In the German town of Montabaur, acquaintances told The Associated Press that Lubitz appeared fine when they saw him last fall as he renewed his glider pilot’s license.

“He was happy he had the job with Germanwings and he was doing well,” said a member of the glider club, Peter Ruecker, who watched Lubitz learn to fly. “He gave off a good feeling.”

Ruecker said he remembers Lubitz as “rather quiet but friendly” when he first showed up at the club as a 14- or 15-year-old saying he wanted to learn to fly.

Lubitz was accepted as a Lufthansa pilot trainee after finishing a tough German college preparatory school, Ruecker said.

Lubitz’s Facebook page, deleted Tuesday, showed a smiling man in a dark brown jacket posing in front of the Golden Gate Bridge in San Francisco. It was restored as an “In Memory” site following the French prosecutor’s news conference.

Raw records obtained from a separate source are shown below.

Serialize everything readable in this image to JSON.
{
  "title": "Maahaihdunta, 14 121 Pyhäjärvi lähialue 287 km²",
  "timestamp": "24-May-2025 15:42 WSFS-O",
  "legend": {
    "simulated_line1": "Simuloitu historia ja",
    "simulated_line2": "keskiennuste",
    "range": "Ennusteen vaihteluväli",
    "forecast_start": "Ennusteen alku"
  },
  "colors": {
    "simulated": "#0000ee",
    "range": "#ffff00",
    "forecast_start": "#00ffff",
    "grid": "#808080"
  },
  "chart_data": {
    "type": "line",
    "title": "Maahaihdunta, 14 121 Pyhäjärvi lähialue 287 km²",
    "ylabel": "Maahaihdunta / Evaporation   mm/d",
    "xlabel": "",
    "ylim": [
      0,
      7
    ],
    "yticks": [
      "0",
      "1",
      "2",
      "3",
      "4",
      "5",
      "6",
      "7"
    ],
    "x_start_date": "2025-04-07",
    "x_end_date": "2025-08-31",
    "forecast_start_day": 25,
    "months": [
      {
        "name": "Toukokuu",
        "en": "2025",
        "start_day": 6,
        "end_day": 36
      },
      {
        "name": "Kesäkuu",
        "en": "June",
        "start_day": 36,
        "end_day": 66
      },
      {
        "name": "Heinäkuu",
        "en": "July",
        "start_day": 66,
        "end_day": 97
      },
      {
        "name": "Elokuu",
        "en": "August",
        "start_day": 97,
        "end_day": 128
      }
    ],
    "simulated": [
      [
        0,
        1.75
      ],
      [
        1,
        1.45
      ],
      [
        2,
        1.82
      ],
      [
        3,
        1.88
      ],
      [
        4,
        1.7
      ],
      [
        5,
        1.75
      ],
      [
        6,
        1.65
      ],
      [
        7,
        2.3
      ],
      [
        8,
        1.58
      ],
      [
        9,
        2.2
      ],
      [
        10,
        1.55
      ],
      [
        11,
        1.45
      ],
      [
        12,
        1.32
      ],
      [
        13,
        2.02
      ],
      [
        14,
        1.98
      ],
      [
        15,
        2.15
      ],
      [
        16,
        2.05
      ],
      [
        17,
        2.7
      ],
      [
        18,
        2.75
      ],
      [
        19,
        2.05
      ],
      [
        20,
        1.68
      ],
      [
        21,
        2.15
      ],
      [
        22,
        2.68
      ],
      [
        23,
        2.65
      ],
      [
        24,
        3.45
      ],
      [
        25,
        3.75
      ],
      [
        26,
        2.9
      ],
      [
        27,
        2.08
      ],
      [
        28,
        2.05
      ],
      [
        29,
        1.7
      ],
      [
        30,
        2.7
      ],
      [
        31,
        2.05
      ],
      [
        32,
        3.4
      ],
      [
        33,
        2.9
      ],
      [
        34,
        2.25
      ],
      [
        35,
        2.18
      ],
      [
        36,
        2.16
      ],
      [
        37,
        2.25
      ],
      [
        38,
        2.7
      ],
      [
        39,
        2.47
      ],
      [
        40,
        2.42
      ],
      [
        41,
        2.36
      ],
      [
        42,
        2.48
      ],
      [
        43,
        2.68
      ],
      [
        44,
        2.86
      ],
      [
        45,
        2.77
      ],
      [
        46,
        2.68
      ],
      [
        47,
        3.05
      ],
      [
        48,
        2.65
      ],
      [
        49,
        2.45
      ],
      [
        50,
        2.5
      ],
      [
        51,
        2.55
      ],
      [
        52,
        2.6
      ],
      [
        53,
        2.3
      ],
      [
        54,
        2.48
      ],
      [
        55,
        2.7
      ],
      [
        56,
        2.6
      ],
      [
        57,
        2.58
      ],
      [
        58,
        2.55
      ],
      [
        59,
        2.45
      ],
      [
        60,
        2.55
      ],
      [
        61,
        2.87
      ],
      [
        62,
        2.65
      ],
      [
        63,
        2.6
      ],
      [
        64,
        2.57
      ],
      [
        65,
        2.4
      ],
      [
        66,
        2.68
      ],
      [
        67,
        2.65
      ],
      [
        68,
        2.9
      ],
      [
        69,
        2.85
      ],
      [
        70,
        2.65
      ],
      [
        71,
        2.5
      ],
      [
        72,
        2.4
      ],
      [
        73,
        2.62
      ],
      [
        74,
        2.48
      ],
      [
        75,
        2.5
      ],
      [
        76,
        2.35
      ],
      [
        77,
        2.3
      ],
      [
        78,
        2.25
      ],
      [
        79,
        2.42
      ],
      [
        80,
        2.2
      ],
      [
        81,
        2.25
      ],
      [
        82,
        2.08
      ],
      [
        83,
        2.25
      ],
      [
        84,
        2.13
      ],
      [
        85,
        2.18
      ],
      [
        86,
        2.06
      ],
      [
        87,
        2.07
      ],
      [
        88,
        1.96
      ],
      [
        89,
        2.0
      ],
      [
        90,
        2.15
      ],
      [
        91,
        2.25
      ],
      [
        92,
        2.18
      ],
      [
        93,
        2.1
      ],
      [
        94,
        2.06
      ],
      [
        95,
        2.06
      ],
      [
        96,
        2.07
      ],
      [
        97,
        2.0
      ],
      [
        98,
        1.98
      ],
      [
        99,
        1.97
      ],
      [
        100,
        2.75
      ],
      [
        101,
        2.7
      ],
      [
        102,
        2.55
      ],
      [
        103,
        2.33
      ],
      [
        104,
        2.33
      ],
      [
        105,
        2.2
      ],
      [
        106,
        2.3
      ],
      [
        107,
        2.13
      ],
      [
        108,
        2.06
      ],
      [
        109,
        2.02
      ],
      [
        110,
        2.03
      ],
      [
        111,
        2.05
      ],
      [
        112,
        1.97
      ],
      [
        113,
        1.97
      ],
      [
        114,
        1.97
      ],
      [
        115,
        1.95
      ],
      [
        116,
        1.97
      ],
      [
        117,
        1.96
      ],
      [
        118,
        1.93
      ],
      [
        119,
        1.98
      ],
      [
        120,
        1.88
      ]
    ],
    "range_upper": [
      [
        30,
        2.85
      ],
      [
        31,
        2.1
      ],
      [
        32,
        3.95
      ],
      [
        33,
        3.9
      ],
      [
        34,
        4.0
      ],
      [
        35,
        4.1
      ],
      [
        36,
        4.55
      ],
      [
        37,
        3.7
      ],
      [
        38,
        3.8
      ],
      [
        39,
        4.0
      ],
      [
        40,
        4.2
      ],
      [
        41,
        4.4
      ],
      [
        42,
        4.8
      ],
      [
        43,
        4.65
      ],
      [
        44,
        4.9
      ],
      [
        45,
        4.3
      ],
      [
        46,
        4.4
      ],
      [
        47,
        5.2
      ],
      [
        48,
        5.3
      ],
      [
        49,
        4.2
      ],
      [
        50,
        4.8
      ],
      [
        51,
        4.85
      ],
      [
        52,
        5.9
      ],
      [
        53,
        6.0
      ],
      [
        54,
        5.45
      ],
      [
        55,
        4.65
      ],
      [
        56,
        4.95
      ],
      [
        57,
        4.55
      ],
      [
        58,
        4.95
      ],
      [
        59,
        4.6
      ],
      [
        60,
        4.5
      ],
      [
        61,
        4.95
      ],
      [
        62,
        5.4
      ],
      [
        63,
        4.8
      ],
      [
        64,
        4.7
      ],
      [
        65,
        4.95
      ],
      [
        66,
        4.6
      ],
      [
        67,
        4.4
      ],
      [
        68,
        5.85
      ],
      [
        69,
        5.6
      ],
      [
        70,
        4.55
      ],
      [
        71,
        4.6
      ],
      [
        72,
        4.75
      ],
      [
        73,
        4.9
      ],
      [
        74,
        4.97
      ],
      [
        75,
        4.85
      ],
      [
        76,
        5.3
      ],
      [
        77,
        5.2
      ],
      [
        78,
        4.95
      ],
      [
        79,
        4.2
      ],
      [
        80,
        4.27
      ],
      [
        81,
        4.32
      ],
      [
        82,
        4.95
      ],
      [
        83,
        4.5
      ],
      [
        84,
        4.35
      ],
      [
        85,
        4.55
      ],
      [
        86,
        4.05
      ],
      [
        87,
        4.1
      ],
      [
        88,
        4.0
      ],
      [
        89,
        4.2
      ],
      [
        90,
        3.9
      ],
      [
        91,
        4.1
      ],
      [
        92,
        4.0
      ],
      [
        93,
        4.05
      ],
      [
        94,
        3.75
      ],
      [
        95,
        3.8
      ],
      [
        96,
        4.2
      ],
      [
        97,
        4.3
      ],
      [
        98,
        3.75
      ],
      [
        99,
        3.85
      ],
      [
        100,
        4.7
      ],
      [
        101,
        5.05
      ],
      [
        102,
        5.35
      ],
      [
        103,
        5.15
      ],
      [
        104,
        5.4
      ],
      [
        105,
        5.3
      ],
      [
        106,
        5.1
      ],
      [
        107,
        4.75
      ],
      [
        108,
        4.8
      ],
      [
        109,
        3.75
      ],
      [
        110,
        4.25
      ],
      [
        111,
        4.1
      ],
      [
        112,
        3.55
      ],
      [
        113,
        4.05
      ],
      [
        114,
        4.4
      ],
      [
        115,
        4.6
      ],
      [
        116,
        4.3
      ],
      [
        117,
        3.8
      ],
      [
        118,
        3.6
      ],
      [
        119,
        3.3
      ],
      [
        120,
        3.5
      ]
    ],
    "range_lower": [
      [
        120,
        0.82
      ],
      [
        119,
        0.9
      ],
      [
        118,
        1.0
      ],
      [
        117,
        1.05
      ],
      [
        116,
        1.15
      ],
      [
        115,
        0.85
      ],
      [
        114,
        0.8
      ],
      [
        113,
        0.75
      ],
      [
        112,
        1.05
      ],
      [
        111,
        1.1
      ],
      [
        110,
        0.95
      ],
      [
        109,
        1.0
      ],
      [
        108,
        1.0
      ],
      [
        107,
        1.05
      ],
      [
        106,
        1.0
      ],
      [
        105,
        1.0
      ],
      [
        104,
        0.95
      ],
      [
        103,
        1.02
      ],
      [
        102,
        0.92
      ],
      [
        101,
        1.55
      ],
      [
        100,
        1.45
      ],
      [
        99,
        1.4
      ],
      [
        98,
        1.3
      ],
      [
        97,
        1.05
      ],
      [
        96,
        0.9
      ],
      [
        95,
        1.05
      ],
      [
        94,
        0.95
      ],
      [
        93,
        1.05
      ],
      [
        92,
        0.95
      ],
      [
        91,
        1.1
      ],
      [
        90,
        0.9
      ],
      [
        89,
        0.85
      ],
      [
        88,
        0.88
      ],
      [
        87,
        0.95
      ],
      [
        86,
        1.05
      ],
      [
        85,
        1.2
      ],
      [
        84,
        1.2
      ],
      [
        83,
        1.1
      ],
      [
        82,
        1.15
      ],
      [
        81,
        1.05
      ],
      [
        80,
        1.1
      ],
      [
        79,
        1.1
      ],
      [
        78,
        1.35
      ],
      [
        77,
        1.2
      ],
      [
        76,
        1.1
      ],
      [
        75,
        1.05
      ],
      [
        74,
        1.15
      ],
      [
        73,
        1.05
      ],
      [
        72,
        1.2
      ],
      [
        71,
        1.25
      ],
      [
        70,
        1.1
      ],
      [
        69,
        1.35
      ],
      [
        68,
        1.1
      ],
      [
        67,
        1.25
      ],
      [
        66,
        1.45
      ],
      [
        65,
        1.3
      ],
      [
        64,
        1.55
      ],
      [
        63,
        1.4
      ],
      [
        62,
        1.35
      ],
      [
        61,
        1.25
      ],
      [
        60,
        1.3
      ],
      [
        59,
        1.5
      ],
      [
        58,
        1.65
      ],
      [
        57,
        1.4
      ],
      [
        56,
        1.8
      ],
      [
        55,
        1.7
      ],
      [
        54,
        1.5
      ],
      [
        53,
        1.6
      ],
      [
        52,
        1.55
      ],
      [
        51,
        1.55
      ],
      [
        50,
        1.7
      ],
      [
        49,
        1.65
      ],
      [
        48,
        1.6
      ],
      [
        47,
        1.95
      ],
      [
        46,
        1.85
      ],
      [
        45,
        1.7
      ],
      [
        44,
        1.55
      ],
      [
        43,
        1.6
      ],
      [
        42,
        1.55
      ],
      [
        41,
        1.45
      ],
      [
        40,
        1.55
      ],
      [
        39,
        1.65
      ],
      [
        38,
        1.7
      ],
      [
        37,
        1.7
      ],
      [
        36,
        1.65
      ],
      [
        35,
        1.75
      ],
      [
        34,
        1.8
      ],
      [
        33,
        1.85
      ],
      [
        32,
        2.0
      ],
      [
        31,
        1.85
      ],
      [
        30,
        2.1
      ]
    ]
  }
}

At the crash site, helicopters shuttled back and forth Thursday as investigators continue retrieving remains and pieces of the plane, shattered from the high-speed impact of the crash.

The principal of Joseph Koenig High School in Haltern, Germany, which lost 16 students and two teachers in the crash, said the state governor called him to tell him about the probe’s conclusion.

“It is much, much worse than we had thought,” principal Ulrich Wessel said.